2017 was a hell of a year for reckoning the actions of men. When it comes to the culture of toxic masculinity and sexual abuse, 2018 will demand that those who know better, do better.
I know I am one of the good ones because it was a feminist, Black woman editor who asked me to write 1000 words exploring toxic masculinity* and what a healthier, less-apt-to-sexually-abuse male identity might look and feel like. I know I’m one of the good ones, because I dutifully, and Black male feminist-ly told said editor (who also happens to be the celebrated writer, Jamilah Lemieux), “No problem. I’ll have it to you in a few days.”
I know I’m one of the good ones because I know what “heteropatriarchy*” means, even though I’ve spent much of my life more afraid of seeing Black women harmed than I’ve been afraid of actually harming Black women. I know I’m one of the good ones because I know how to properly pronounce “misogynoir.*”
I know I’m one of the good ones because I have found the courage to write evocatively about being sexually abused as a child by grown Black women (even though I have never really been honest with any grown Black woman on Earth about the extent or context of that abuse).
I know I’m one of the good ones because I’ve never aggressively initiated a sexual encounter with a woman, and I don’t simply obtain consent, I crave it. (Granted, I’ve told categorical lies in the hopes of women initiating and consenting to sexual relationships with me.)
I know I’m one of the good ones because I took a train to Washington DC to explain to the architects of President Obama’s initiative, My Brothers Keeper, that Black girls cannot wait until Black boys are free, and that Black girls, like Black boys are in immediate need of structural remedies to structural problems.
I know I’m one of the good ones because I never say the b-word in conversations with other men or when rapping along to my favorite songs.
I know I am one of the good ones because I predicted that as the face of American sexual violence morphed from a J-ello Pudding Pop-eating, droopy-faced respectable Black man, to lipless powerful dudes the color of raw chicken, the country would predictably begin to consider what transformative justice for perpetrators of sexual violence actually looks like.
I know I am one of the good ones because I have (selectively) radical politics (even though I sometimes misgender* my trans and gender-nonconforming* students). I know I’m one of the good ones because I often say the words “queer” “cis” and “trans-antagonism” in casual conversation.
I know I am one of the good ones because I keep it so real (but only about stuff I am really comfortable keeping it so real about, and I have no idea what to do with the thin terrifying line between publicly reckoning with the ways I’ve emotionally abused Black women, and the possible re-traumatizing of harmed Black women that often come with these “GoodBlackMen” public reckonings).
I know I am one of the good ones because when Jamilah Lemieux asked me to write 1000 words exploring toxic masculinity, I said yes, even though I should have said, “I do not think I am one of the good ones. I am one of the old ones who should know and do better. I am one of the scared ones, the harmful ones, the cowardly ones often taught by other scared ones, the harmful ones, and the cowardly ones to say and believe things like: “I don’t regret anything because if I hadn’t made those mistakes back in the day, I wouldn’t be the Black man I am today” completely neglecting the fact that much of the “Black man I am today” harmed Black women who would do everything possible not to harm me.
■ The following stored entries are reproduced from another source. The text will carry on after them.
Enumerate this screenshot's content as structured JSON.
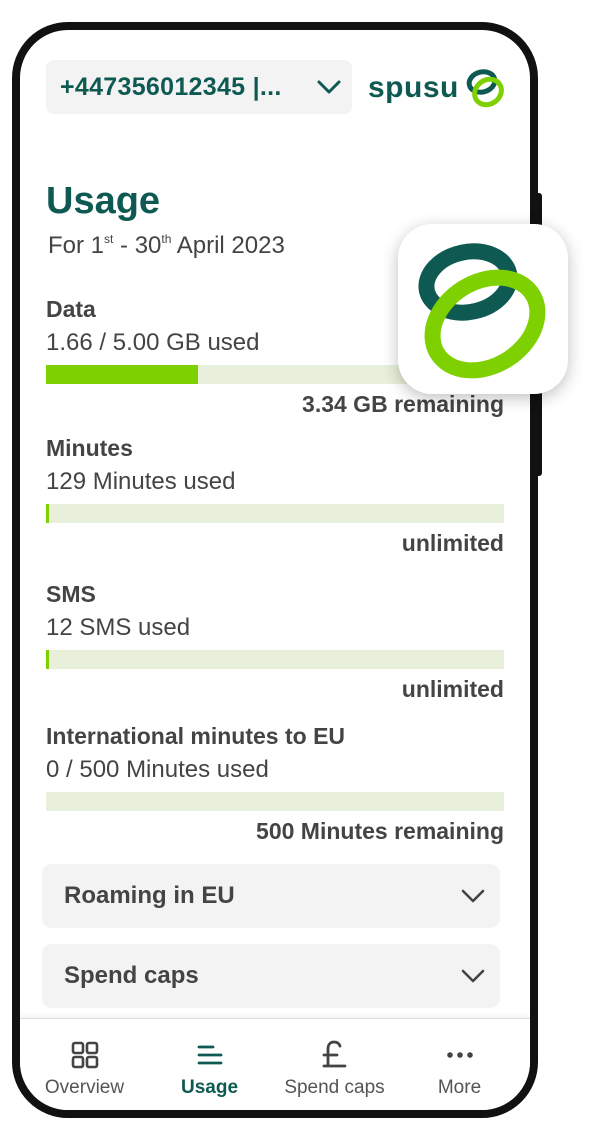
{
  "header": {
    "number_label": "+447356012345 |...",
    "brand_name": "spusu"
  },
  "usage": {
    "title": "Usage",
    "period": {
      "prefix": "For 1",
      "start_sup": "st",
      "middle": " - 30",
      "end_sup": "th",
      "suffix": " April 2023"
    }
  },
  "items": [
    {
      "label": "Data",
      "used": "1.66 / 5.00 GB used",
      "remaining": "3.34 GB remaining",
      "fill_fraction": 0.332
    },
    {
      "label": "Minutes",
      "used": "129 Minutes used",
      "remaining": "unlimited",
      "fill_fraction": 0.006
    },
    {
      "label": "SMS",
      "used": "12 SMS used",
      "remaining": "unlimited",
      "fill_fraction": 0.006
    },
    {
      "label": "International minutes to EU",
      "used": "0 / 500 Minutes used",
      "remaining": "500 Minutes remaining",
      "fill_fraction": 0
    }
  ],
  "accordions": [
    {
      "label": "Roaming in EU"
    },
    {
      "label": "Spend caps"
    }
  ],
  "nav": [
    {
      "label": "Overview",
      "icon": "grid-icon",
      "active": false
    },
    {
      "label": "Usage",
      "icon": "lines-icon",
      "active": true
    },
    {
      "label": "Spend caps",
      "icon": "pound-icon",
      "active": false
    },
    {
      "label": "More",
      "icon": "more-dots-icon",
      "active": false
    }
  ],
  "colors": {
    "brand_dark": "#0e5a52",
    "brand_green": "#7ed000",
    "bar_track": "#e8f0dc"
  }
}
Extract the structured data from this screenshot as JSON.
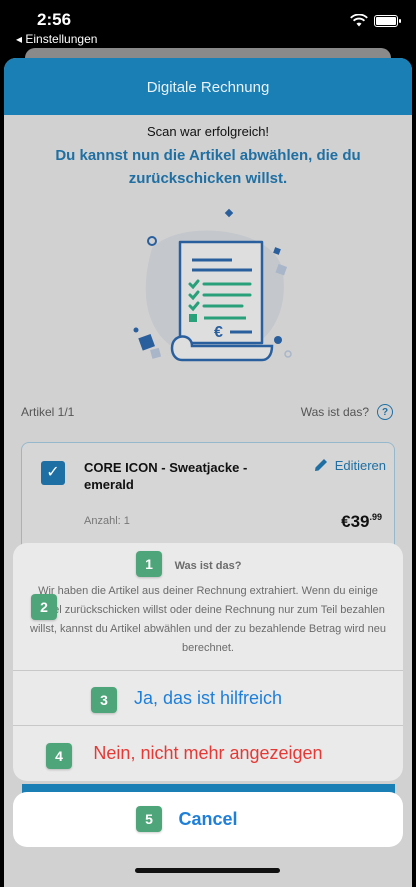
{
  "status_bar": {
    "time": "2:56",
    "back_label": "◂ Einstellungen"
  },
  "header": {
    "title": "Digitale Rechnung"
  },
  "scan": {
    "success": "Scan war erfolgreich!",
    "instruction": "Du kannst nun die Artikel abwählen, die du zurückschicken willst."
  },
  "articles": {
    "counter": "Artikel 1/1",
    "help_label": "Was ist das?",
    "help_icon": "?"
  },
  "item": {
    "checked_icon": "✓",
    "name": "CORE ICON - Sweatjacke - emerald",
    "edit_label": "Editieren",
    "quantity": "Anzahl: 1",
    "price_main": "€39",
    "price_cents": ".99"
  },
  "action_sheet": {
    "title": "Was ist das?",
    "message": "Wir haben die Artikel aus deiner Rechnung extrahiert. Wenn du einige Artikel zurückschicken willst oder deine Rechnung nur zum Teil bezahlen willst, kannst du Artikel abwählen und der zu bezahlende Betrag wird neu berechnet.",
    "option_yes": "Ja, das ist hilfreich",
    "option_no": "Nein, nicht mehr angezeigen",
    "cancel": "Cancel"
  },
  "badges": [
    "1",
    "2",
    "3",
    "4",
    "5"
  ],
  "colors": {
    "accent": "#1e6fa3",
    "header": "#1a7fb4",
    "ios_blue": "#1e7fd9",
    "destructive": "#e53935",
    "badge": "#4fa57a"
  }
}
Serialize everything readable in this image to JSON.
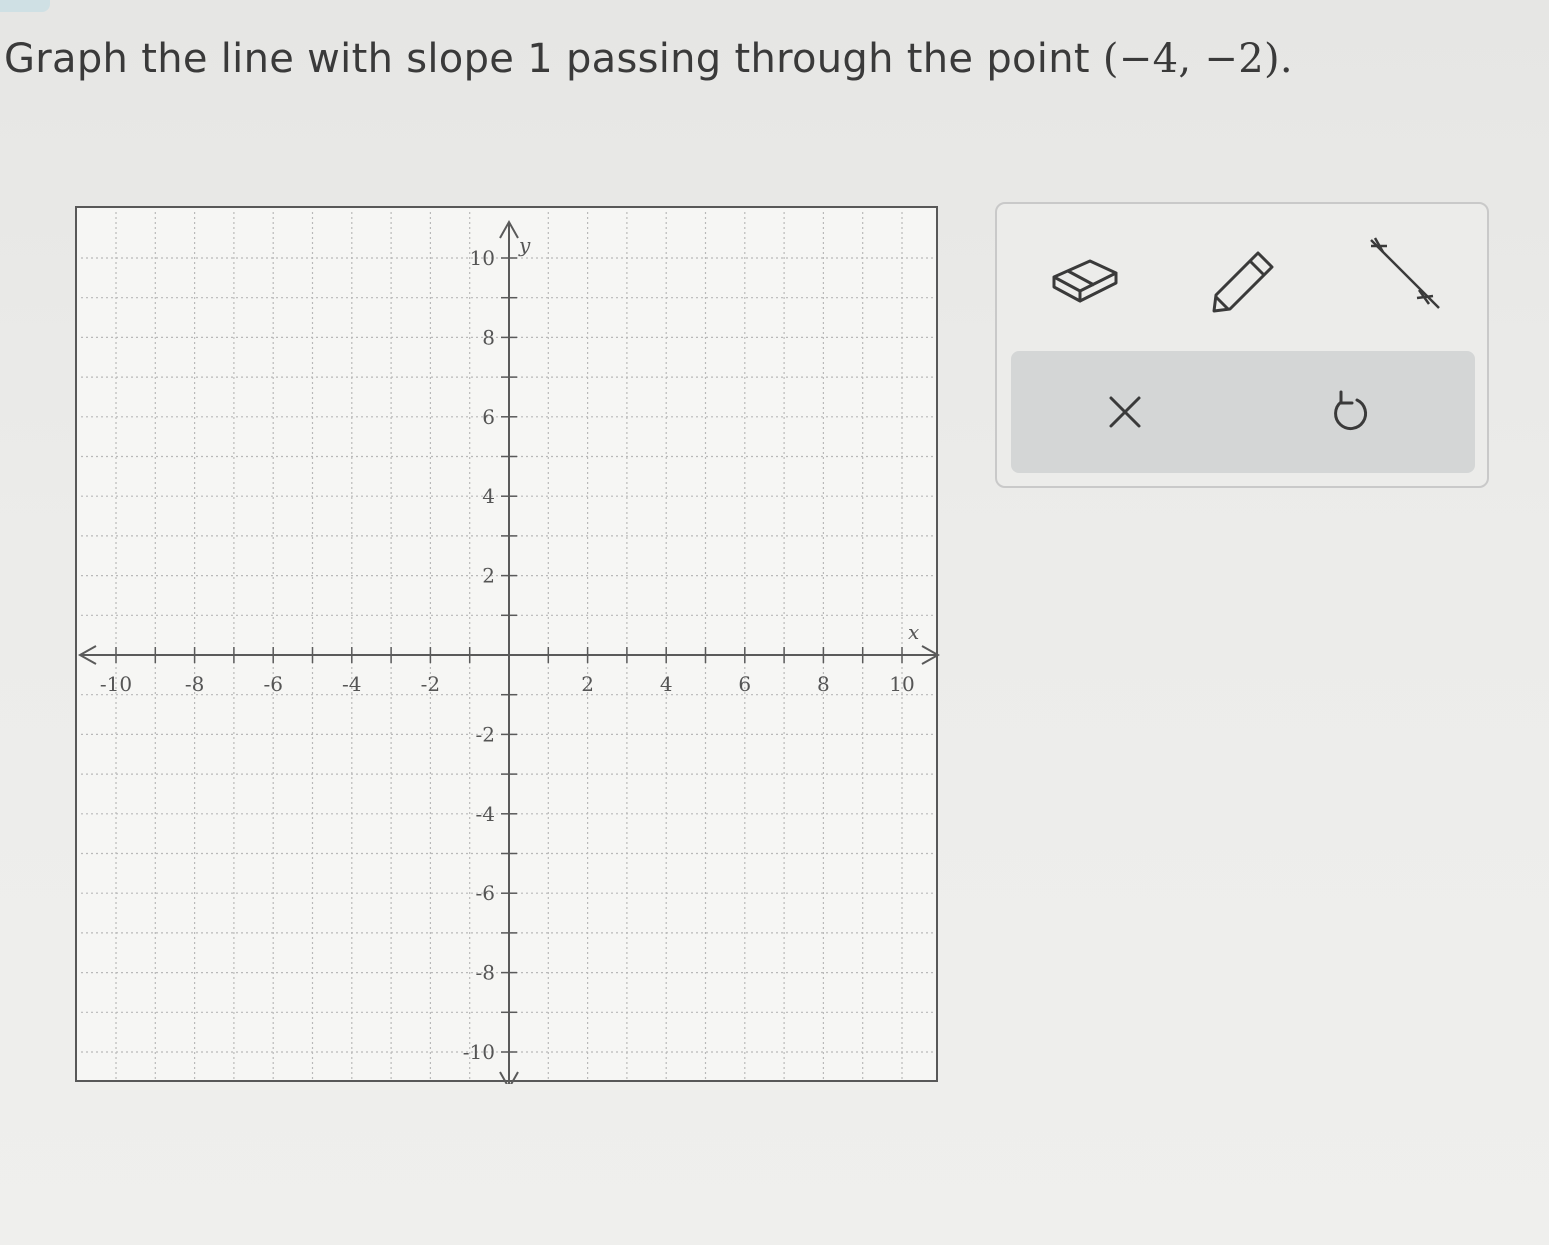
{
  "prompt": {
    "text": "Graph the line with slope 1 passing through the point ",
    "point": "(−4, −2)."
  },
  "graph": {
    "x_axis_label": "x",
    "y_axis_label": "y",
    "x_range": [
      -10,
      10
    ],
    "y_range": [
      -10,
      10
    ],
    "grid_step": 1,
    "x_ticks": [
      -10,
      -8,
      -6,
      -4,
      -2,
      2,
      4,
      6,
      8,
      10
    ],
    "y_ticks": [
      10,
      8,
      6,
      4,
      2,
      -2,
      -4,
      -6,
      -8,
      -10
    ]
  },
  "toolbar": {
    "tools": [
      {
        "name": "eraser-icon"
      },
      {
        "name": "pencil-icon"
      },
      {
        "name": "line-tool-icon"
      }
    ],
    "clear_icon": "close-icon",
    "undo_icon": "undo-icon",
    "icon_color": "#3a3a3a"
  }
}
As men, however we define or express ourselves, I know we can confront our investment in the systemic harm of women every minute of every hour of every day. Then we can wake up and do it again. When we fail we can be honest about that failing. There ain’t no deliverance when it comes to responsibly loving vulnerable folk who insist on responsibly loving us. There is only work.
I should have told Jamilah Lemieux that I am not one of the good ones, and that I am working. I should have told her I am getting better at loving, reckoning and imagining a model of Black masculinity I have never seen, but perhaps I am not getting better fast enough.
toxic masculinity: the socially constructed norm that suggests men are expected to be domineering, violent, unemotional, sexually aggressive, etc
cisgender (or cis): when a person identifies with the gender they were assigned at birth (ie. Mary was born with female genitalia and identifies as female.)
heteropatriarchy: a system where cis gendered males and heterosexuality have perceived or real authority over cisgendered females and over other sexual orientations
misogynoir: the specific ways in which misogyny and racism combine to oppress Black women
mis-gender: the act of referring to someone by a name, pronoun, or other form of address that does not align with the gender they identify as (ie. Karen is a trans woman, but her boss refers to her as “him.”)
gender non-conforming: when a person does not identify with either gender on the binary, or either two genders.
queer: an umbrella term for sexual and gender minorities who are not heterosexual and/or not cisgender.